Recommendation - post-planting spray treatments of individual transplants using a narrow cone nozzle delivering 10 ml of mix containing 0.1% alpha-cypermethrin per plant and aimed to target the zone from the root-collar to roughly 150 mm above the soil. A maximum of two applications can be made in any one year.
Unless transplants are protected from attack by Hylobius abietis, plant losses throughout UK restocking areas will average about 50% over the two years after planting. Treating bare-rooted plants using the Electrodyn Sprayer Conveyor (ESC) or a mechanical spray race for container grown plants is the recommended method of protecting plants during the first growing season. During the second season after planting, the plants remain susceptible to damage, but the insecticide deposit remaining from pre-planting treatments provide no significant protection. At least one application of insecticide after planting is normally necessary to protect the plants in the second season. Although Hylobius may feed whenever temperatures are high enough for activity, two peaks of damage occur. The first is around May, before the insect migrates to new restocking sites and the other starts in August before the insect over winters. Post-planting applications of insecticide protect plants during a single period of damage. For this reason they will normally be applied in April and late July. They are applied using a knapsack or similar sprayer at a concentration that is slightly lower than that used for pre-planting treatments (where longer periods of protection are sought).

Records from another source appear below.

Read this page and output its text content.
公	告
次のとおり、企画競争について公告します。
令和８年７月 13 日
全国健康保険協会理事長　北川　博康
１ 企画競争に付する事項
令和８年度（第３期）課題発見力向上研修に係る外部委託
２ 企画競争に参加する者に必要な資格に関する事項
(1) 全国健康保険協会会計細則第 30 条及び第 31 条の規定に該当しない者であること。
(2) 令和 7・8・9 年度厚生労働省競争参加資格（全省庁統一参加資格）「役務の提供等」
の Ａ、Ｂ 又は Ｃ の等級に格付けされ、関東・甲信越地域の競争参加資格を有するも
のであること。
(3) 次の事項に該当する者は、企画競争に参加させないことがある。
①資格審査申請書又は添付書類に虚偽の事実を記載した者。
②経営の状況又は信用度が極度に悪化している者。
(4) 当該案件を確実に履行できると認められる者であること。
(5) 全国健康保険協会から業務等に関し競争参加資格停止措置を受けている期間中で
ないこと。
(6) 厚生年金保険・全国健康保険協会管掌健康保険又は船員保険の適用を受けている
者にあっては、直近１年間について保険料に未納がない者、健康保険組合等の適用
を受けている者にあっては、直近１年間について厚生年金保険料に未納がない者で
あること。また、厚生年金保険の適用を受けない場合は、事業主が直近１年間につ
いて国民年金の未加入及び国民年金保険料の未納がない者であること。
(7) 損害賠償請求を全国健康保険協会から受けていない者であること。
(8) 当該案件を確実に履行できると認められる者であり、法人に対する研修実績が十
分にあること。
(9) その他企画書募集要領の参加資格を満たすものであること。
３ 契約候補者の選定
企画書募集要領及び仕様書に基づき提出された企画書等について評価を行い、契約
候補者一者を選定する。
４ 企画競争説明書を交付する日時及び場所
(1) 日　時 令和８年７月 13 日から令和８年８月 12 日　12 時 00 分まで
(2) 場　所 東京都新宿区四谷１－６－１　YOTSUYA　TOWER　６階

Trials carried out in 1999 and 2000 showed that spraying plants with alpha-cypermethrin will provide adequate protection for up to 12 weeks.

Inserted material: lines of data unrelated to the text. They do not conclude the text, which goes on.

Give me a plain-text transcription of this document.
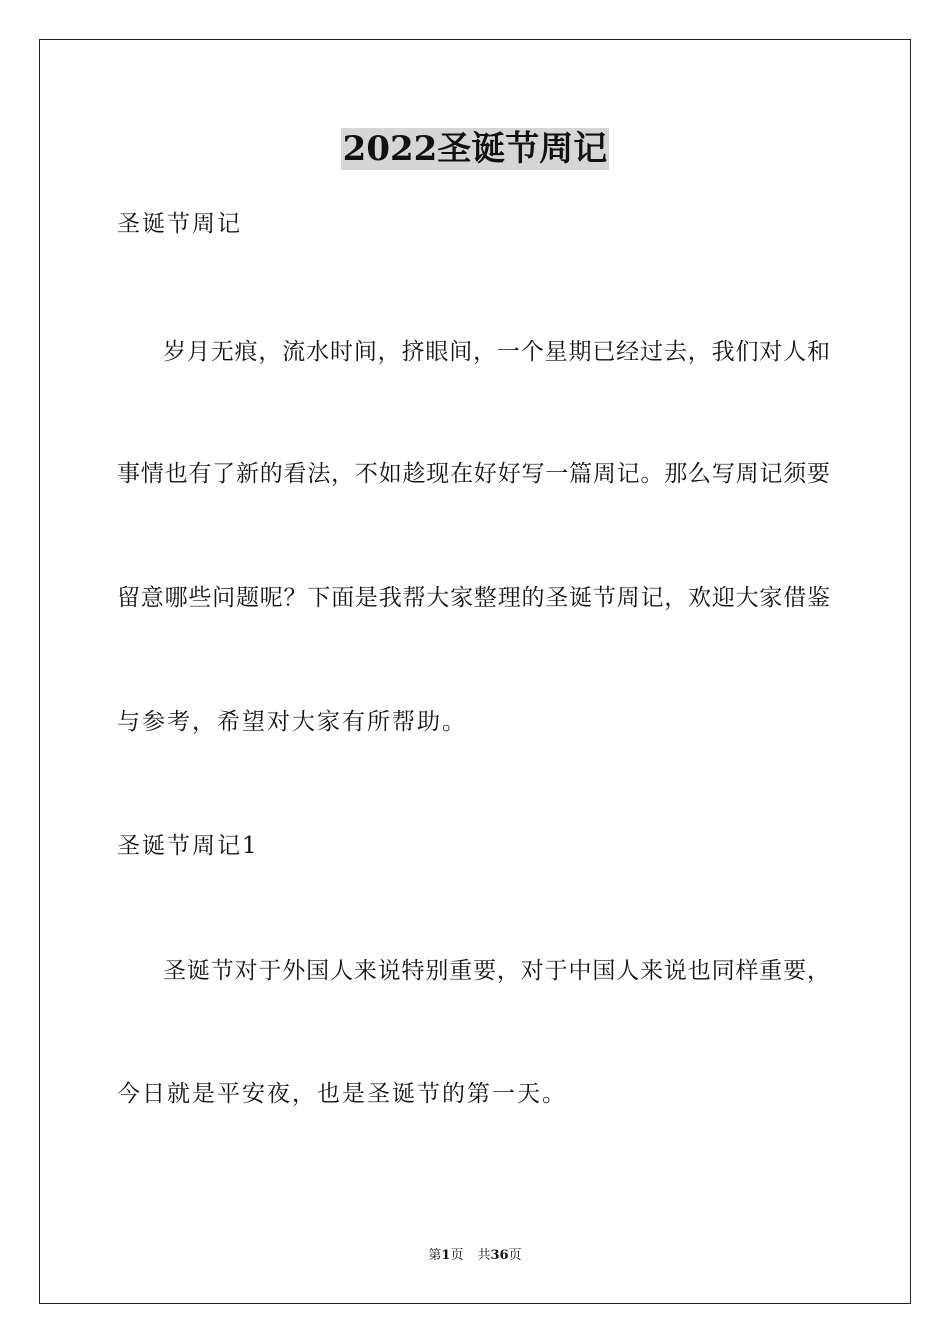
2022圣诞节周记
圣诞节周记
岁月无痕，流水时间，挤眼间，一个星期已经过去，我们对人和
事情也有了新的看法，不如趁现在好好写一篇周记。那么写周记须要
留意哪些问题呢？下面是我帮大家整理的圣诞节周记，欢迎大家借鉴
与参考，希望对大家有所帮助。
圣诞节周记1
圣诞节对于外国人来说特别重要，对于中国人来说也同样重要，
今日就是平安夜，也是圣诞节的第一天。
第1页 共36页
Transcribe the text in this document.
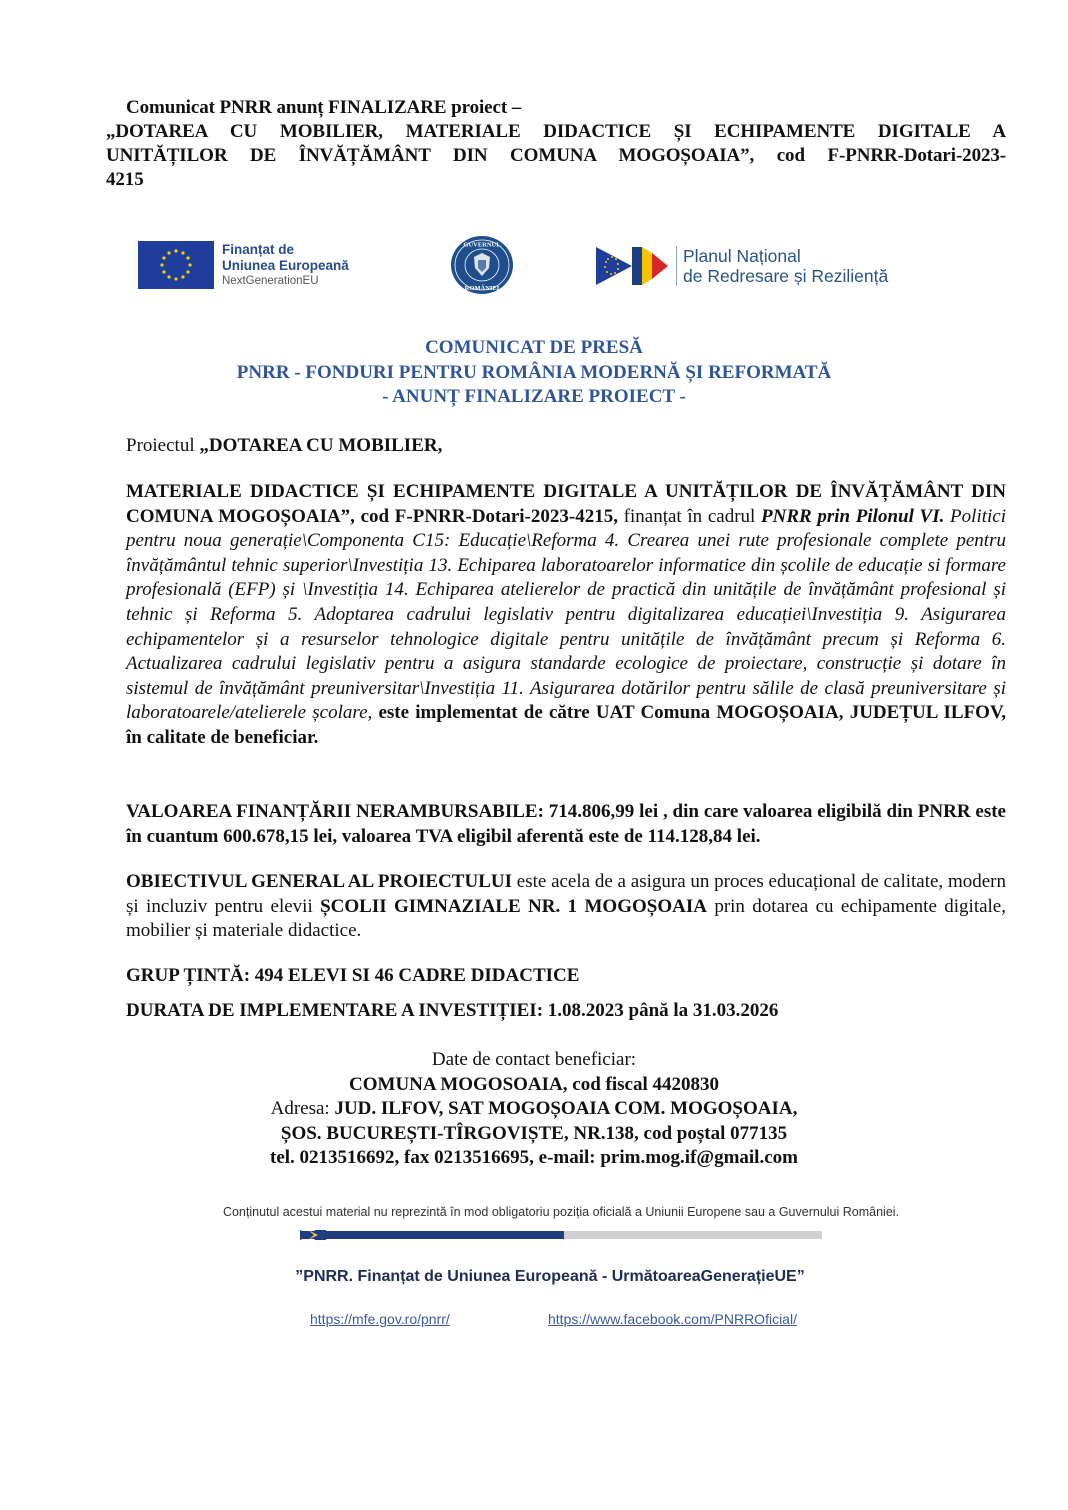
Comunicat PNRR anunț FINALIZARE proiect –
„DOTAREA CU MOBILIER, MATERIALE DIDACTICE ȘI ECHIPAMENTE DIGITALE A
UNITĂȚILOR DE ÎNVĂȚĂMÂNT DIN COMUNA MOGOȘOAIA”, cod F-PNRR-Dotari-2023-
4215
Finanțat de
Uniunea Europeană
NextGenerationEU
GUVERNUL
ROMÂNIEI
Planul Național
de Redresare și Reziliență
COMUNICAT DE PRESĂ
PNRR - FONDURI PENTRU ROMÂNIA MODERNĂ ȘI REFORMATĂ
- ANUNȚ FINALIZARE PROIECT -
Proiectul „DOTAREA CU MOBILIER,
MATERIALE DIDACTICE ȘI ECHIPAMENTE DIGITALE A UNITĂȚILOR DE ÎNVĂȚĂMÂNT DIN COMUNA MOGOȘOAIA”, cod F-PNRR-Dotari-2023-4215, finanțat în cadrul PNRR prin Pilonul VI. Politici pentru noua generație\Componenta C15: Educație\Reforma 4. Crearea unei rute profesionale complete pentru învățământul tehnic superior\Investiția 13. Echiparea laboratoarelor informatice din școlile de educație si formare profesională (EFP) și \Investiția 14. Echiparea atelierelor de practică din unitățile de învățământ profesional și tehnic și Reforma 5. Adoptarea cadrului legislativ pentru digitalizarea educației\Investiția 9. Asigurarea echipamentelor și a resurselor tehnologice digitale pentru unitățile de învățământ precum și Reforma 6. Actualizarea cadrului legislativ pentru a asigura standarde ecologice de proiectare, construcție și dotare în sistemul de învățământ preuniversitar\Investiția 11. Asigurarea dotărilor pentru sălile de clasă preuniversitare și laboratoarele/atelierele școlare, este implementat de către UAT Comuna MOGOȘOAIA, JUDEȚUL ILFOV, în calitate de beneficiar.
VALOAREA FINANȚĂRII NERAMBURSABILE: 714.806,99 lei , din care valoarea eligibilă din PNRR este în cuantum 600.678,15 lei, valoarea TVA eligibil aferentă este de 114.128,84 lei.
OBIECTIVUL GENERAL AL PROIECTULUI este acela de a asigura un proces educațional de calitate, modern și incluziv pentru elevii ȘCOLII GIMNAZIALE NR. 1 MOGOȘOAIA prin dotarea cu echipamente digitale, mobilier și materiale didactice.
GRUP ȚINTĂ: 494 ELEVI SI 46 CADRE DIDACTICE
DURATA DE IMPLEMENTARE A INVESTIȚIEI: 1.08.2023 până la 31.03.2026
Date de contact beneficiar:
COMUNA MOGOSOAIA, cod fiscal 4420830
Adresa: JUD. ILFOV, SAT MOGOȘOAIA COM. MOGOȘOAIA,
ȘOS. BUCUREȘTI-TÎRGOVIȘTE, NR.138, cod poștal 077135
tel. 0213516692, fax 0213516695, e-mail: prim.mog.if@gmail.com
Conținutul acestui material nu reprezintă în mod obligatoriu poziția oficială a Uniunii Europene sau a Guvernului României.
”PNRR. Finanțat de Uniunea Europeană - UrmătoareaGenerațieUE”
https://mfe.gov.ro/pnrr/	https://www.facebook.com/PNRROficial/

The Pesticide Safety Directorate (PSD) has recently approved the use of Alphaguard 100 EC containing alpha-cypermethrin for the treatment of plants after planting. The recommendation for post-planting treatments will be to spray 10ml of mix containing 0.1% alpha-cypermethrin using a narrow cone nozzle. The target zone is the plant stem from the root collar to roughly 150 mm above the soil. Because the stem is often obscured by foliage and site debris, the volume applied is calculated to be sufficient to allow the solution to run from sprayed foliage onto the target stem. Depending on site conditions the application may be applied as two 5 ml sprays to each side of the plant to ensure adequate coverage of the stem. On most sites, it is not possible to respond to insect activity fast enough to protect all the plants. It is therefore necessary for it to be completed before the insects become active, as serious damage may occur soon after the first weevils appear.

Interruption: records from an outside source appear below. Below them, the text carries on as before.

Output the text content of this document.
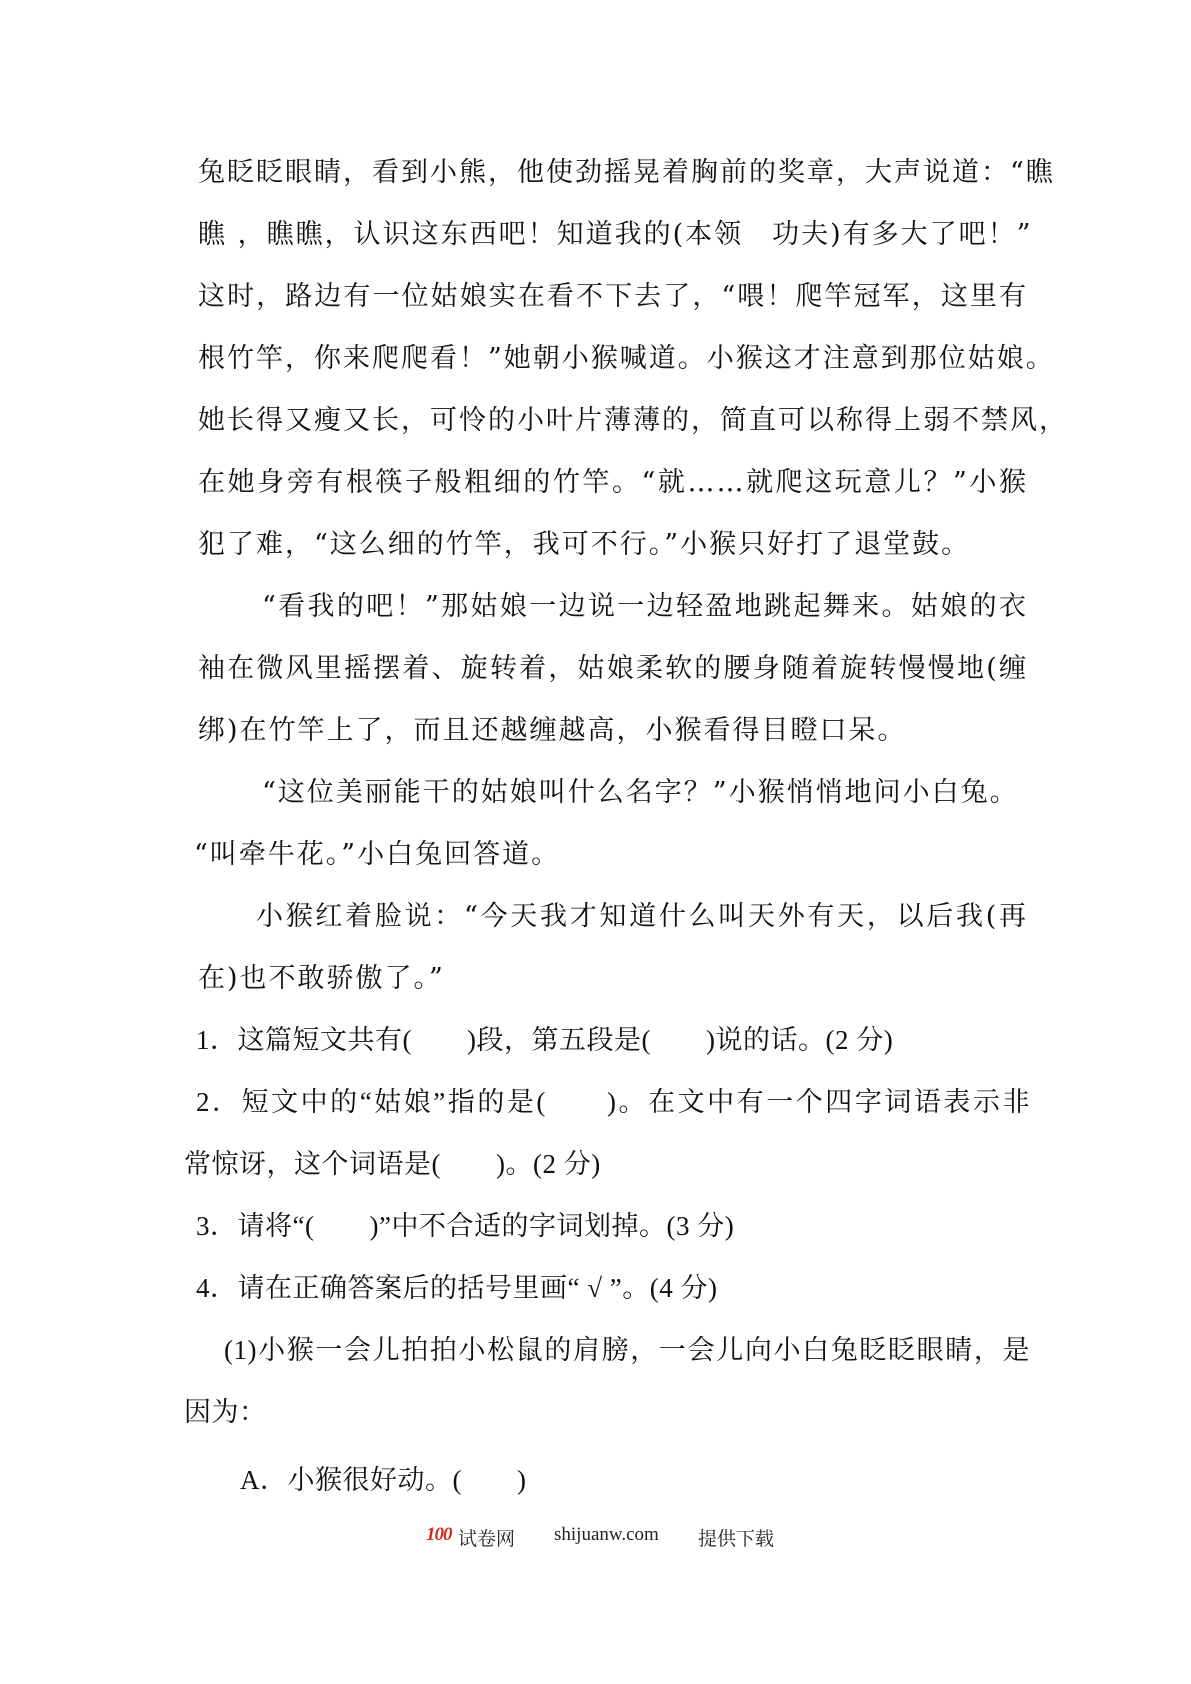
兔眨眨眼睛，看到小熊，他使劲摇晃着胸前的奖章，大声说道：“瞧
瞧 ，瞧瞧，认识这东西吧！知道我的(本领　功夫)有多大了吧！”
这时，路边有一位姑娘实在看不下去了，“喂！爬竿冠军，这里有
根竹竿，你来爬爬看！”她朝小猴喊道。小猴这才注意到那位姑娘。
她长得又瘦又长，可怜的小叶片薄薄的，简直可以称得上弱不禁风，
在她身旁有根筷子般粗细的竹竿。“就……就爬这玩意儿？”小猴
犯了难，“这么细的竹竿，我可不行。”小猴只好打了退堂鼓。
“看我的吧！”那姑娘一边说一边轻盈地跳起舞来。姑娘的衣
袖在微风里摇摆着、旋转着，姑娘柔软的腰身随着旋转慢慢地(缠
绑)在竹竿上了，而且还越缠越高，小猴看得目瞪口呆。
“这位美丽能干的姑娘叫什么名字？”小猴悄悄地问小白兔。
“叫牵牛花。”小白兔回答道。
小猴红着脸说：“今天我才知道什么叫天外有天，以后我(再
在)也不敢骄傲了。”
1．这篇短文共有(　　)段，第五段是(　　)说的话。(2 分)
2．短文中的“姑娘”指的是(　　)。在文中有一个四字词语表示非
常惊讶，这个词语是(　　)。(2 分)
3．请将“(　　)”中不合适的字词划掉。(3 分)
4．请在正确答案后的括号里画“ √ ”。(4 分)
(1)小猴一会儿拍拍小松鼠的肩膀，一会儿向小白兔眨眨眼睛，是
因为：
A．小猴很好动。(　　)
100 试卷网 shijuanw.com 提供下载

Most operators will use a forestry spot gun calibrated to deliver the appropriate dose. The spot guns use pressure from the trigger action to spray the liquid and operators may develop tendonitis during repeated use. For this reason, operators may chose to use a motorised knapsack sprayer that can deliver a measured dose. Unfortunately, the volume of spray delivered by these units cannot be adjusted and the label allows up to 20 ml of insecticide mix at 0.1% concentration to be applied to each plant to enable the legal use of this type of equipment.